Animal Kingdom
There’s nothing creepy about an Uncle like this … nothing at all …


Theatrical Release Date: 08/20/2010 (USA), 06/03/2010 (Australia)
Director: David Michôd
Cast: James Frecheville, Ben Mendelsohn, Jacki Weaver, Luke Ford, Guy Pearce, Sullivan Stapleton, Joel Edgerton, Dan Wyllie, Laura Wheelwright
Rated: R for violence, drug content and pervasive language.
Runtime: 1 hour, 53 minutes



Golden Mug2010 Golden Mug

NOMINEE:
Best Picture
Best Supporting Actor (Ben Mendelsohn)
Best Supporting Actress (Jacki Weaver)
Best Original Screenplay (David Michôd)


Trailer:

All I need to know is what you think of this mustache.

Writer/director David Michôd has delivered something rather unique to audiences, a story about a criminal family devoid of the more common stereotypes one associates with the notion and restraining from the use of widespread violence in order to allow the brief explosions of anger or revenge to hit home that much harder.

“Animal Kingdom” opens to a not yet 18 years-old Joshua ‘J’ Cody (James Frecheville) waiting for emergency personnel to arrive after his mom overdoses on heroine. She had kept him far, far away from the rest of her family, worried their criminal enterprise (mostly armed robberies but dabbling in drugs as well) would swallow up her son. Without any choice but to rely on what family he has left, J moves in with his Grandmother (Jackie Weaver) – a seemingly sweet woman who is more like the female equivalent of the Godfather than one of Betty White’s adorable cinematic incarnations.

What follows is a trial by fire, as J is exposed to the allure of perceived power through the wielding of a gun and he struggles to retain his innate sense of morality as all of his Uncles (both real and honorary) are busy trying to avoid being captured or executed by a notorious Melbourne, Australia police service, who feel American Wild West justice is often better than worrying about pesky evidence or procedures.

The entire film is laced with tension, capably delivered by Michôd’s script and direction, coupled with excellent acting performances. While Weaver’s performance shines brightest, Frecheville portrays his character in a very natural and realistic manner, free of the showy artifices many young actors today might try to bring to the role.

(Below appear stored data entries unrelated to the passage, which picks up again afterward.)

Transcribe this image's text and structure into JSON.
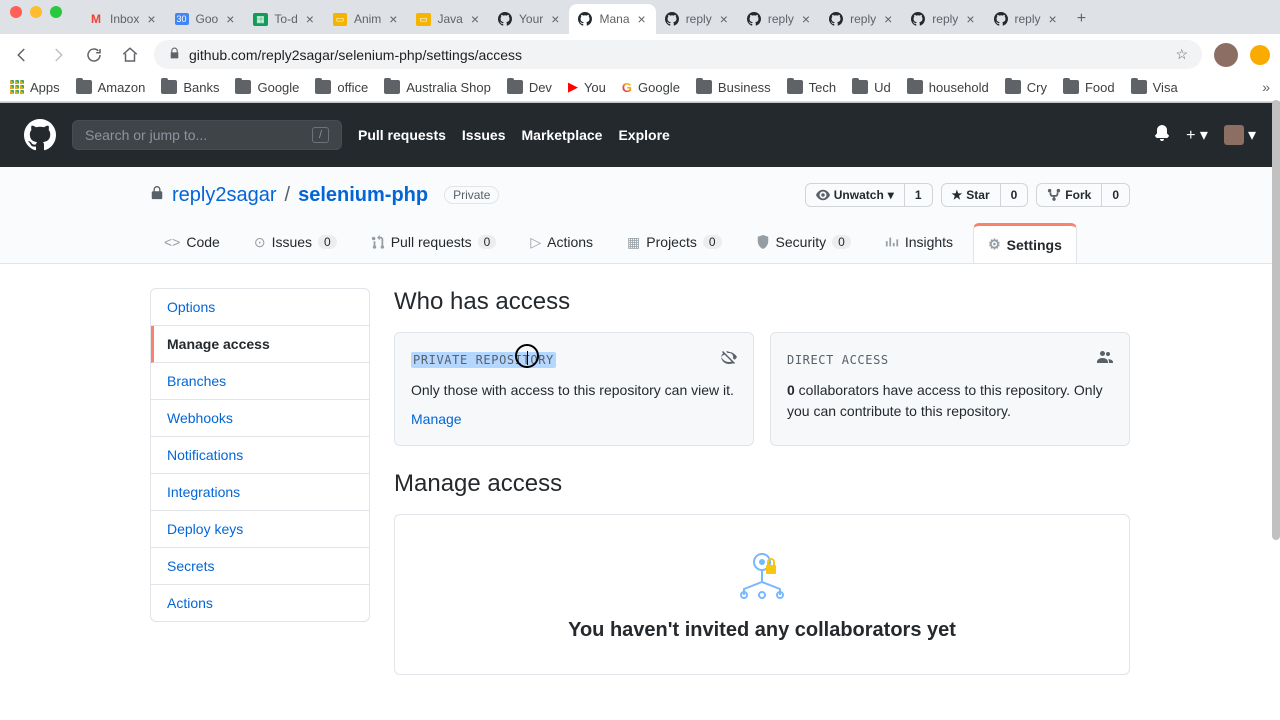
{
  "browser": {
    "tabs": [
      {
        "title": "Inbox",
        "fav": "gmail"
      },
      {
        "title": "Goo",
        "fav": "cal"
      },
      {
        "title": "To-d",
        "fav": "sheets"
      },
      {
        "title": "Anim",
        "fav": "slides"
      },
      {
        "title": "Java",
        "fav": "slides"
      },
      {
        "title": "Your",
        "fav": "gh"
      },
      {
        "title": "Mana",
        "fav": "gh",
        "active": true
      },
      {
        "title": "reply",
        "fav": "gh"
      },
      {
        "title": "reply",
        "fav": "gh"
      },
      {
        "title": "reply",
        "fav": "gh"
      },
      {
        "title": "reply",
        "fav": "gh"
      },
      {
        "title": "reply",
        "fav": "gh"
      }
    ],
    "url": "github.com/reply2sagar/selenium-php/settings/access",
    "bookmarks": [
      "Apps",
      "Amazon",
      "Banks",
      "Google",
      "office",
      "Australia Shop",
      "Dev",
      "You",
      "Google",
      "Business",
      "Tech",
      "Ud",
      "household",
      "Cry",
      "Food",
      "Visa"
    ]
  },
  "gh": {
    "search_placeholder": "Search or jump to...",
    "nav": {
      "pulls": "Pull requests",
      "issues": "Issues",
      "market": "Marketplace",
      "explore": "Explore"
    }
  },
  "repo": {
    "owner": "reply2sagar",
    "name": "selenium-php",
    "visibility": "Private",
    "watch": {
      "label": "Unwatch",
      "count": "1"
    },
    "star": {
      "label": "Star",
      "count": "0"
    },
    "fork": {
      "label": "Fork",
      "count": "0"
    },
    "tabs": {
      "code": "Code",
      "issues": "Issues",
      "issues_c": "0",
      "pulls": "Pull requests",
      "pulls_c": "0",
      "actions": "Actions",
      "projects": "Projects",
      "projects_c": "0",
      "security": "Security",
      "security_c": "0",
      "insights": "Insights",
      "settings": "Settings"
    }
  },
  "sidebar": {
    "items": [
      "Options",
      "Manage access",
      "Branches",
      "Webhooks",
      "Notifications",
      "Integrations",
      "Deploy keys",
      "Secrets",
      "Actions"
    ],
    "active_index": 1
  },
  "page": {
    "h_who": "Who has access",
    "card_private": {
      "title": "PRIVATE REPOSITORY",
      "body": "Only those with access to this repository can view it.",
      "link": "Manage"
    },
    "card_direct": {
      "title": "DIRECT ACCESS",
      "body_prefix": "0",
      "body": " collaborators have access to this repository. Only you can contribute to this repository."
    },
    "h_manage": "Manage access",
    "empty_h": "You haven't invited any collaborators yet"
  }
}
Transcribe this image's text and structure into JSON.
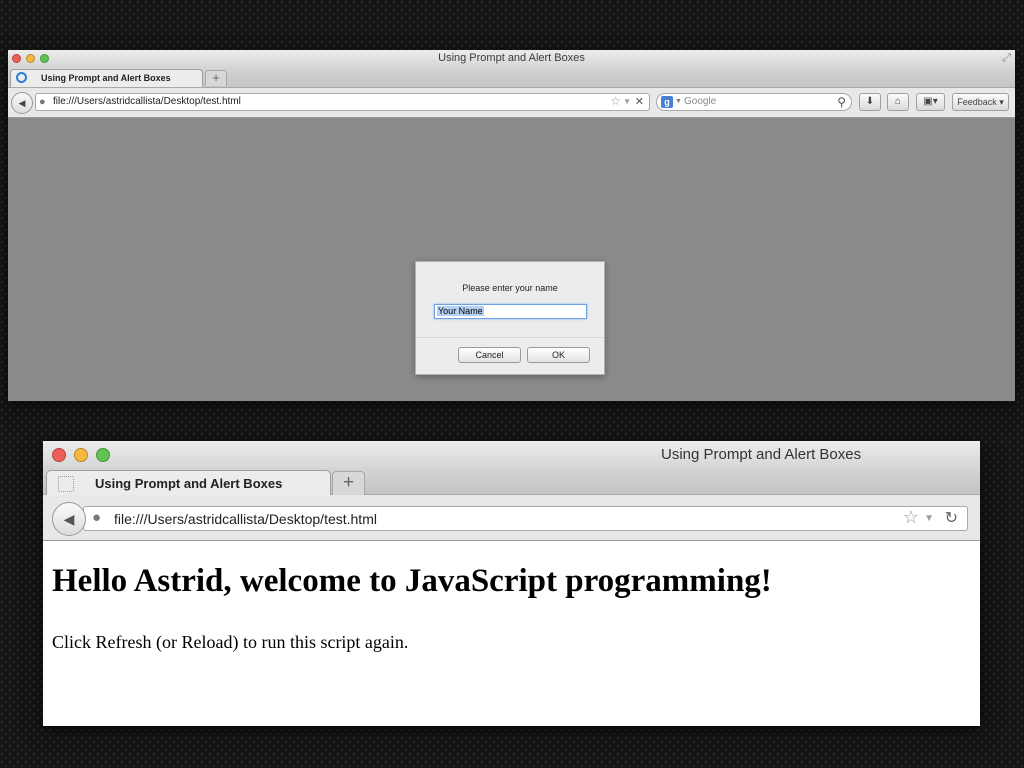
{
  "colors": {
    "close": "#ef5e57",
    "minimize": "#f5b73e",
    "zoom": "#60c451",
    "accent": "#2a7fd4"
  },
  "window_small": {
    "title": "Using Prompt and Alert Boxes",
    "tab_label": "Using Prompt and Alert Boxes",
    "new_tab": "+",
    "url": "file:///Users/astridcallista/Desktop/test.html",
    "search_placeholder": "Google",
    "feedback_label": "Feedback",
    "dialog": {
      "message": "Please enter your name",
      "input_value": "Your Name",
      "cancel_label": "Cancel",
      "ok_label": "OK"
    }
  },
  "window_large": {
    "title": "Using Prompt and Alert Boxes",
    "tab_label": "Using Prompt and Alert Boxes",
    "new_tab": "+",
    "url": "file:///Users/astridcallista/Desktop/test.html",
    "heading": "Hello Astrid, welcome to JavaScript programming!",
    "paragraph": "Click Refresh (or Reload) to run this script again."
  }
}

And if one is looking for an alternate definition of scary, look no further than Ben Mendelsohn’s portrayal of Andrew ‘Pope’ Cody. The nominal ringleader of the crew (Weaver, in actuality, oversees the big picture), he exudes creepiness, unpredictability and danger. A simple scene of him asking a few questions turns into a interrogation the likes of which I would crack under like a broken egg in no time. I can think of no higher compliment than to say his performance is akin to that of Gary Oldman’s in “Léon” (aka “The Professional”). Yeah, it’s that good.

The only complaint I have with the film is a tacked on ending, seemingly for the sake of being clever. There’s a point at which the film could have faded to black, where all the loose ends were adequately covered and the uncertainty of the future would have resonated better and provided a better starting point for discussion afterwards. Although the actual conclusion to the events isn’t a bad one, utilizing the less is more approach to screen writing might have been a better way to go.

That being said, “Animal Kingdom” pairs nicely with “The Square” (both even feature Joel Edgerton), and it gets a solid 4 out of 5. Don’t be too surprised if you see Jacki Weaver’s name on the short list for supporting actress nominees when the San Diego Film Critics Society gets together and votes this December either. Fans of the genre should definitely get out to catch this film or at least make the effort to see it once it hits DVD.